不登校中学生の3〜4割が『起立性調節障害』!? 青春の時間を無駄にしないためのポイントとは

早めの受診とあきらめないことが大切

朝起きられず学校を休みがちなのに、夜は元気でなかなか寝ない。そんな子どもたちがいます。昼近くまで寝て、家でダラダラ過ごしてしまう様子をみて、「怠けている」「サボっている」と苛立つ親御さんは少なくないでしょう。

「夜更かしするから早く起きられない」というのは、一般的にはそのとおりです。しかし、もしかしたら『起立性調節障害(=OD)』という病気で「早く眠れない」のかもしれません。「怠けている」とは限らないのです。

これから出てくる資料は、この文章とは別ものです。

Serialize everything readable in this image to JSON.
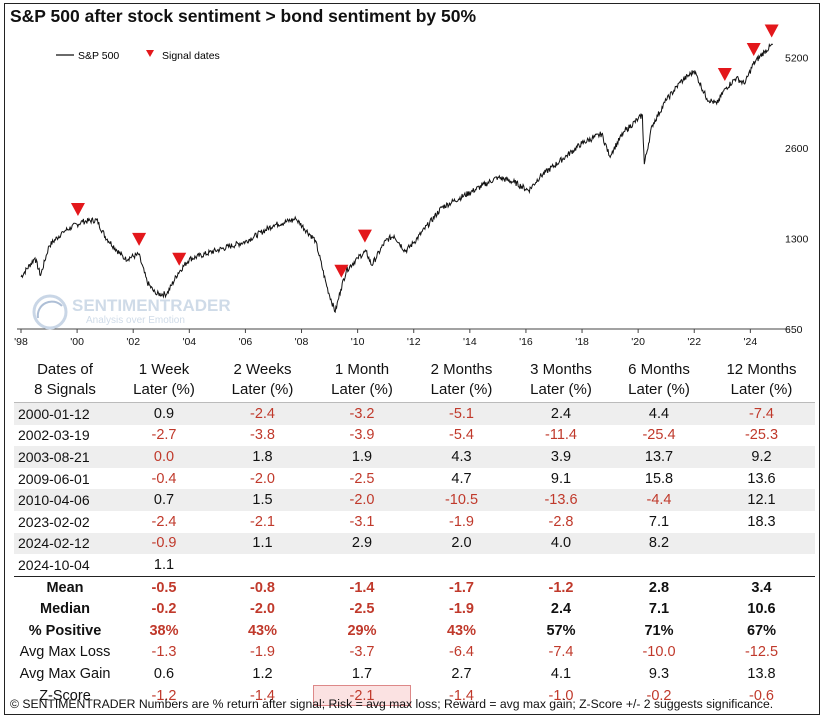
{
  "title": "S&P 500 after stock sentiment > bond sentiment by 50%",
  "legend": {
    "series_label": "S&P 500",
    "signal_label": "Signal dates"
  },
  "watermark": {
    "name": "SENTIMENTRADER",
    "tagline": "Analysis over Emotion"
  },
  "chart_data": {
    "type": "line",
    "title": "S&P 500 after stock sentiment > bond sentiment by 50%",
    "y_scale": "log",
    "ylim": [
      650,
      6000
    ],
    "y_ticks": [
      650,
      1300,
      2600,
      5200
    ],
    "x_ticks": [
      "'98",
      "'00",
      "'02",
      "'04",
      "'06",
      "'08",
      "'10",
      "'12",
      "'14",
      "'16",
      "'18",
      "'20",
      "'22",
      "'24"
    ],
    "legend_position": "top-left",
    "series": [
      {
        "name": "S&P 500",
        "x": [
          1998.0,
          1998.5,
          1998.7,
          1999.0,
          1999.5,
          2000.0,
          2000.2,
          2000.7,
          2001.0,
          2001.7,
          2002.2,
          2002.5,
          2002.8,
          2003.2,
          2003.6,
          2004.0,
          2005.0,
          2006.0,
          2007.0,
          2007.8,
          2008.5,
          2008.9,
          2009.2,
          2009.4,
          2009.6,
          2010.0,
          2010.3,
          2010.5,
          2011.0,
          2011.3,
          2011.7,
          2012.0,
          2013.0,
          2014.0,
          2015.0,
          2015.6,
          2016.1,
          2016.5,
          2017.0,
          2018.0,
          2018.7,
          2018.98,
          2019.5,
          2020.0,
          2020.15,
          2020.22,
          2020.5,
          2021.0,
          2021.5,
          2022.0,
          2022.45,
          2022.8,
          2023.1,
          2023.5,
          2023.8,
          2024.1,
          2024.5,
          2024.8
        ],
        "values": [
          970,
          1120,
          980,
          1230,
          1370,
          1450,
          1480,
          1500,
          1320,
          1110,
          1150,
          930,
          850,
          850,
          1000,
          1110,
          1190,
          1270,
          1440,
          1510,
          1280,
          900,
          740,
          880,
          1020,
          1120,
          1180,
          1060,
          1280,
          1330,
          1180,
          1260,
          1650,
          1850,
          2080,
          2000,
          1880,
          2090,
          2270,
          2700,
          2900,
          2450,
          2950,
          3250,
          3350,
          2300,
          3100,
          3750,
          4300,
          4700,
          3800,
          3650,
          4100,
          4450,
          4250,
          4950,
          5450,
          5750
        ]
      },
      {
        "name": "Signal dates",
        "x": [
          2000.03,
          2002.21,
          2003.64,
          2009.42,
          2010.26,
          2023.09,
          2024.12,
          2024.76
        ],
        "values": [
          1465,
          1165,
          1000,
          912,
          1194,
          4120,
          4990,
          5750
        ]
      }
    ]
  },
  "table": {
    "headers": [
      "Dates of\n8 Signals",
      "1 Week\nLater (%)",
      "2 Weeks\nLater (%)",
      "1 Month\nLater (%)",
      "2 Months\nLater (%)",
      "3 Months\nLater (%)",
      "6 Months\nLater (%)",
      "12 Months\nLater (%)"
    ],
    "rows": [
      [
        "2000-01-12",
        "0.9",
        "-2.4",
        "-3.2",
        "-5.1",
        "2.4",
        "4.4",
        "-7.4"
      ],
      [
        "2002-03-19",
        "-2.7",
        "-3.8",
        "-3.9",
        "-5.4",
        "-11.4",
        "-25.4",
        "-25.3"
      ],
      [
        "2003-08-21",
        "0.0",
        "1.8",
        "1.9",
        "4.3",
        "3.9",
        "13.7",
        "9.2"
      ],
      [
        "2009-06-01",
        "-0.4",
        "-2.0",
        "-2.5",
        "4.7",
        "9.1",
        "15.8",
        "13.6"
      ],
      [
        "2010-04-06",
        "0.7",
        "1.5",
        "-2.0",
        "-10.5",
        "-13.6",
        "-4.4",
        "12.1"
      ],
      [
        "2023-02-02",
        "-2.4",
        "-2.1",
        "-3.1",
        "-1.9",
        "-2.8",
        "7.1",
        "18.3"
      ],
      [
        "2024-02-12",
        "-0.9",
        "1.1",
        "2.9",
        "2.0",
        "4.0",
        "8.2",
        ""
      ],
      [
        "2024-10-04",
        "1.1",
        "",
        "",
        "",
        "",
        "",
        ""
      ]
    ],
    "stats": [
      [
        "Mean",
        "-0.5",
        "-0.8",
        "-1.4",
        "-1.7",
        "-1.2",
        "2.8",
        "3.4"
      ],
      [
        "Median",
        "-0.2",
        "-2.0",
        "-2.5",
        "-1.9",
        "2.4",
        "7.1",
        "10.6"
      ],
      [
        "% Positive",
        "38%",
        "43%",
        "29%",
        "43%",
        "57%",
        "71%",
        "67%"
      ],
      [
        "Avg Max Loss",
        "-1.3",
        "-1.9",
        "-3.7",
        "-6.4",
        "-7.4",
        "-10.0",
        "-12.5"
      ],
      [
        "Avg Max Gain",
        "0.6",
        "1.2",
        "1.7",
        "2.7",
        "4.1",
        "9.3",
        "13.8"
      ],
      [
        "Z-Score",
        "-1.2",
        "-1.4",
        "-2.1",
        "-1.4",
        "-1.0",
        "-0.2",
        "-0.6"
      ]
    ]
  },
  "footer": "© SENTIMENTRADER  Numbers are % return after signal; Risk = avg max loss; Reward = avg max gain; Z-Score +/- 2 suggests significance.",
  "colors": {
    "signal": "#e3171b",
    "negative": "#c0392b",
    "line": "#111111",
    "highlight": "#fbe2e2"
  }
}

この病気は、骨折や発熱などと違って見た目ではわかりにくいという特徴があります。状況になかなか改善がみられないなら、早めに医療機関を受診しましょう。原因を確かめたうえで、適切な対応をしていくことが大事です。

病気のサインや原因、対処法など、症状を回復に導くためのヒントを探っていきましょう。

自律神経のアンバランスが招く“体の病気”

いま中学生のおよそ24人に1人が不登校の状態にあり(令和2年)、このうち3~4割の子どもに『起立性調節障害(=OD)』がみられるといわれています。

ODとは「起立」したときにさまざまな不快な症状が現れやすくなる病気で、体の機能を調節する自律神経がうまく働かないために起こります。

自律神経には交感神経と副交感神経があり、心臓の動きや、消化にかかわる胃腸の動き、体温のコントロールなど、人間が生命を維持するうえで必要な体の機能の調節を行っています。

健康な状態では、2つの神経系が、適切なバランスを保ちながら働いています。しかし、その働きに問題があると体の機能調節がうまくいかなくなり、不快な症状が現れやすくなります。

ODでみられる症状は、自律神経の働きの悪さの現れです。起立直後や起立中に血圧が低下したり、脳の血流が不足したりすることにより、立ちくらみやめまいなどが生じます。あるいは、心拍数がいちじるしく増加し、ふらつきや倦怠感、頭痛などが現れることもあります。

【写真】ODの症状は?立ちくらみやめまい、あるいはふらつきや倦怠感、頭痛などが現れる photo by gettyimages

ひとつひとつの症状は、寝不足や疲れ、軽い体調不良があるときなどによくみられるものばかりです。ODの場合は、こうした症状が毎日のように現れ、なかなか改善しません。

次に挙げる項目に、3つ以上当てはまっていたら要注意のサインです。さっそくチェックしてみましょう。

【ODチェック】

3つ以上当てはまればODの現れかもしれない!?

  • □ 立ちくらみ、あるいはめまいを起こしやすい
  • □ 立っていると気持ちが悪くなる。ひどくなると倒れる
  • □ 入浴時、あるいはいやなことを見聞きすると気持ちが悪くなる
  • □ 少し動くと動悸、あるいは息切れがする
  • □ 朝なかなか起きられず、午前中調子が悪い
  • □ 顔色が青白い
  • □ 食欲不振
  • □ 臍疝痛(おへそのまわりの差し込むような痛み)をときどき訴える
  • □ 倦怠(だるい)あるいは疲れやすい
  • □ 乗りものに酔いやすい
  • □ 頭痛

(日本小児心身医学会編 『小児心身医学会ガイドライン集 改訂第2版』による)

こうした症状が長引くようなら、医療機関を受診して原因を確かめておきましょう。ODの専門外来もありますが、小・中学生なら小児科で診てもらえます。

「うつ病」と間違えることも

検査は新起立試験(ODテスト)という方法で行います。

ODテストは、安静時と起立時の血圧や、横になった状態から立ち上がることで一時的に低下した血圧が、再び安静時の血圧に戻るまでの時間(起立後血圧回復時間)を測定するもの。このほか、一般的な血液検査やエックス線検査、必要に応じて検尿、心電図検査、脳CT、脳MRIなどを行います。

似た症状でほかの病気と間違えないように注意します。間違いやすい病気には、鉄欠乏性貧血や甲状腺機能低下症・亢進症、不整脈、うつ病などがあります。ただし、鉄欠乏性貧血や甲状腺の病気は血液検査で、不整脈は心電図検査で確認可能です。